Yeşiller partisinin insan fıtratına aykırı, LGBTPiQA lobiciliğini insanlara faşizm derecesinde dayatması, eğitim politikaları, işverenlere çevre ile ilgili baskıları, bürokraside kendi adamlarını atamaları, savaş taraftarı politikaları halkta bıkkınlık yaparak farklı yollara yönelmesine sebep olmaktadır.
Özellikle Pedofili ve ensest ilişki taraftarlıkları ve bu konuda yasa çıkarılması, kişinin kendi beyanı ile erkek ve kadın olunmasının hak olarak tanınması gibi dayatmalar, Alman halkı tarafından tepki topladı.
Barış ve Çevreci partisi olan Yeşiller "Almanya Ukrayna’ya çok daha fazla silah vermeli, Rusya daha çok bombalanmalı" bile dedi.
İsrail'in Gazze’deki soykırımını eleştirmek şöyle dursun, Alman Dışişleri bakanı sürekli İsrail’e gidip Natenyahu’yu destekledi ve savaş ve katliama karşı bir duruş sergilemedi.
Ekonomik gidişat ise bir türlü rayına oturtulmadı "Fakirlik artık Almanya'nın Literatürüne" girmiş ve yardım alan insanların sayısı sürekli artmaktadır.
Tafel yardım derneklerinim önündeki uzun kuyruklar bunu gösteriyor.
Almanya'da federal seçimler 28.09 2025 tarihinde yapılacak fakat böyle giderse seçim öne alınabilir?
Birlik partileri CDU/CDU kendi başbakan adayını şimdiden ilan etti, partinin genel başkanı Friedrich Merz Başbakan adayı oldu.
Diğer taraftan sol partiden kopan BSW partisi de seçimlerde oldukça başarılı oldu.
Almanya ikinci dünya savaşından sonra ilk defa ciddi bir siyasi kriz ile karşı karşıya.
Bu krizden çıkmak için liderlik yapabilecek insanda siyasi arenada gözükmüyor.
Gözler şimdilik 70 yaşındaki Friedrich Merz'de sayın Merz liderlik sınavını Konrad Adenhauer gibi verebilecek mi?
Almanya'da sadece siyasi sıkıntı ile sorun yaşamıyor, ekonomik sıkıntında büyük sorun keza en büyük sıkıntı kanaatimce alt yapı (Infrastruktur) da.
Yollar, köprüler, eski evler, yerel yönetimler, enerji gibi alanlarda çok büyük yatırımlar yapılması gerekiyor.
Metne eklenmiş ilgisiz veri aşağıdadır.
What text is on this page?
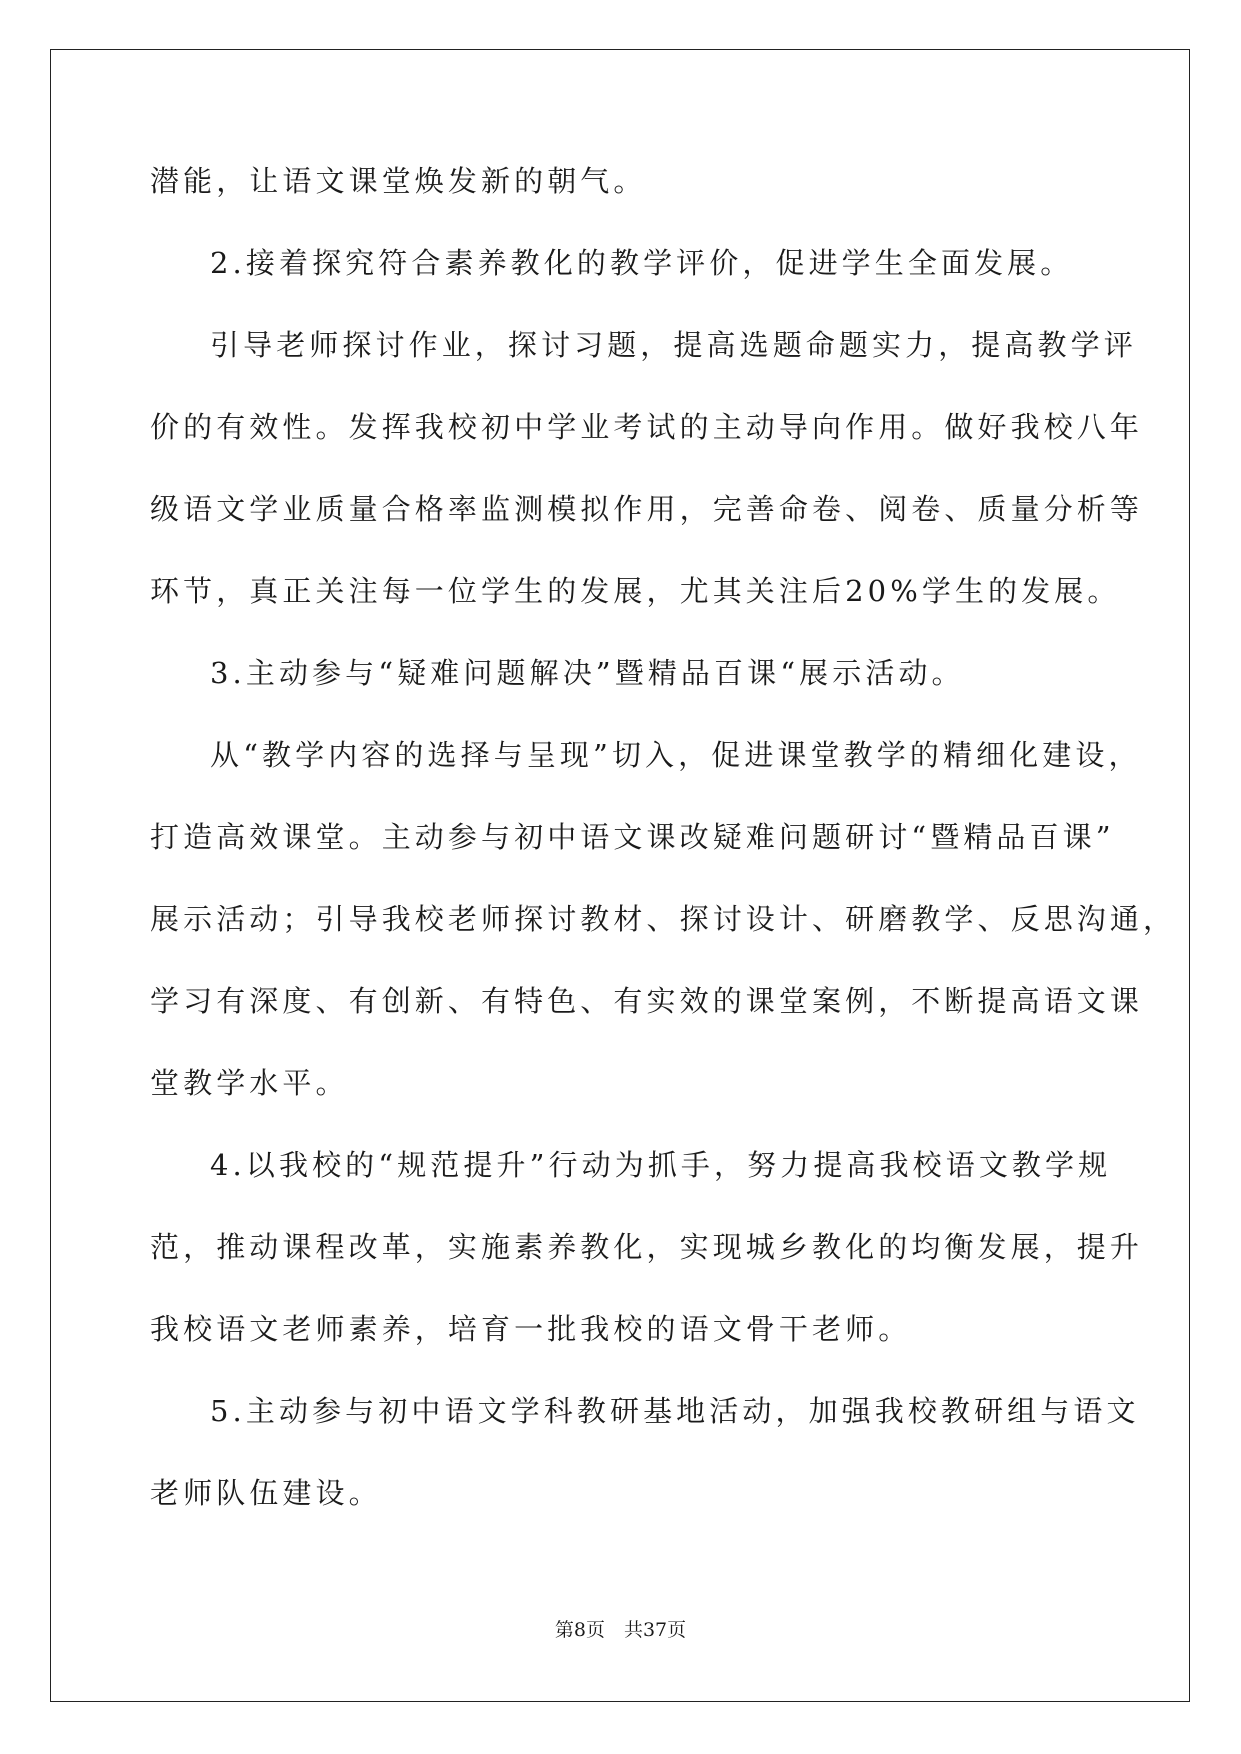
潜能，让语文课堂焕发新的朝气。
2.接着探究符合素养教化的教学评价，促进学生全面发展。
引导老师探讨作业，探讨习题，提高选题命题实力，提高教学评
价的有效性。发挥我校初中学业考试的主动导向作用。做好我校八年
级语文学业质量合格率监测模拟作用，完善命卷、阅卷、质量分析等
环节，真正关注每一位学生的发展，尤其关注后20%学生的发展。
3.主动参与“疑难问题解决”暨精品百课“展示活动。
从“教学内容的选择与呈现”切入，促进课堂教学的精细化建设，
打造高效课堂。主动参与初中语文课改疑难问题研讨“暨精品百课”
展示活动；引导我校老师探讨教材、探讨设计、研磨教学、反思沟通，
学习有深度、有创新、有特色、有实效的课堂案例，不断提高语文课
堂教学水平。
4.以我校的“规范提升”行动为抓手，努力提高我校语文教学规
范，推动课程改革，实施素养教化，实现城乡教化的均衡发展，提升
我校语文老师素养，培育一批我校的语文骨干老师。
5.主动参与初中语文学科教研基地活动，加强我校教研组与语文
老师队伍建设。
第8页　共37页
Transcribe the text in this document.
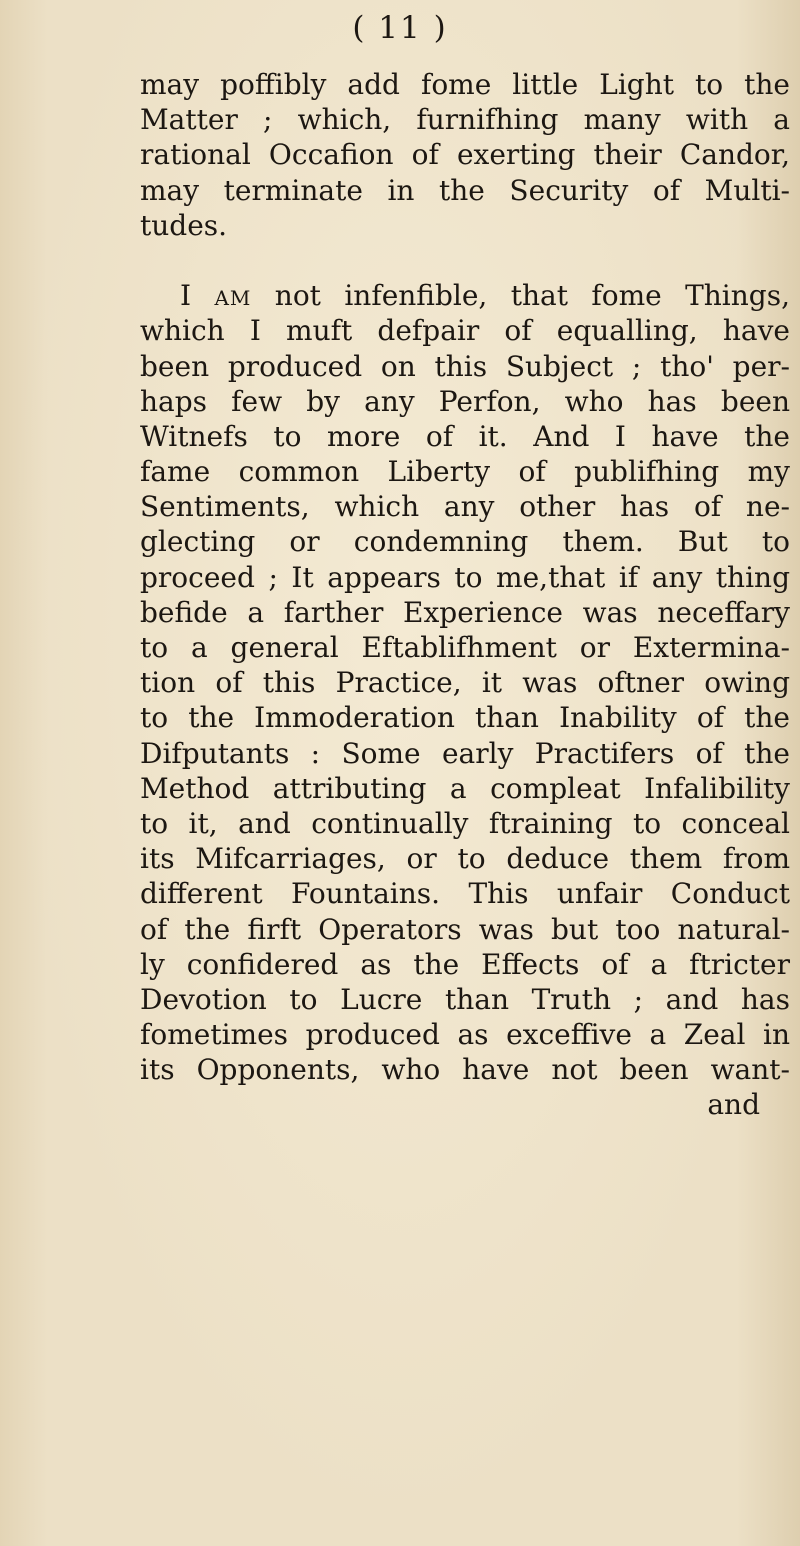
( 11 )
may poffibly add fome little Light to the
Matter ; which, furnifhing many with a
rational Occafion of exerting their Candor,
may terminate in the Security of Multi-
tudes.
I AM not infenfible, that fome Things,
which I muft defpair of equalling, have
been produced on this Subject ; tho' per-
haps few by any Perfon, who has been
Witnefs to more of it. And I have the
fame common Liberty of publifhing my
Sentiments, which any other has of ne-
glecting or condemning them. But to
proceed ; It appears to me,that if any thing
befide a farther Experience was neceffary
to a general Eftablifhment or Extermina-
tion of this Practice, it was oftner owing
to the Immoderation than Inability of the
Difputants : Some early Practifers of the
Method attributing a compleat Infalibility
to it, and continually ftraining to conceal
its Mifcarriages, or to deduce them from
different Fountains. This unfair Conduct
of the firft Operators was but too natural-
ly confidered as the Effects of a ftricter
Devotion to Lucre than Truth ; and has
fometimes produced as exceffive a Zeal in
its Opponents, who have not been want-
and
Demir çelik sanayi çok zor durumda Çin ile rekabet edemiyor.
10.000 bin tane köprü elden geçirilmesi ve bunun milyarlarca paraya mal olması hükümeti kara kara düşündürüyor.
Son olarak Dresden şehrindeki köprünün çökmesi alarm zillerini çaldırdı.
Yerel yönetimler borç bataklığının içinde ve yollar berbat, delik deşik.
Kamuya ait eski binalar tamir edilmesi lazım, fakat yeterli para kaynağı olmadığı için satılıyorlar.
Enerji ise tamamen belirsiz durumda hükümet ortağı Yeşiller partisi Almanya'yı enerjiye muhtaç bir ülke yaptı.
Ekonominin bel kemiği Araba sanayi ise Almanya'dan çıkmak istiyor çünkü enerji ve işgücü pahalı ve ucuz elektrikli araba üretemiyor.
Velhasıl artık Almanya üreten değil, tüketen bir ülke.
Federal Almanya'yı çok zor günler bekliyor, bilhassa siyasi alanda, eğer gerekli önlemler alınmazsa önümüzdeki sene yapılacak federal seçim daha büyük siyasi depremlere sebep olabilir.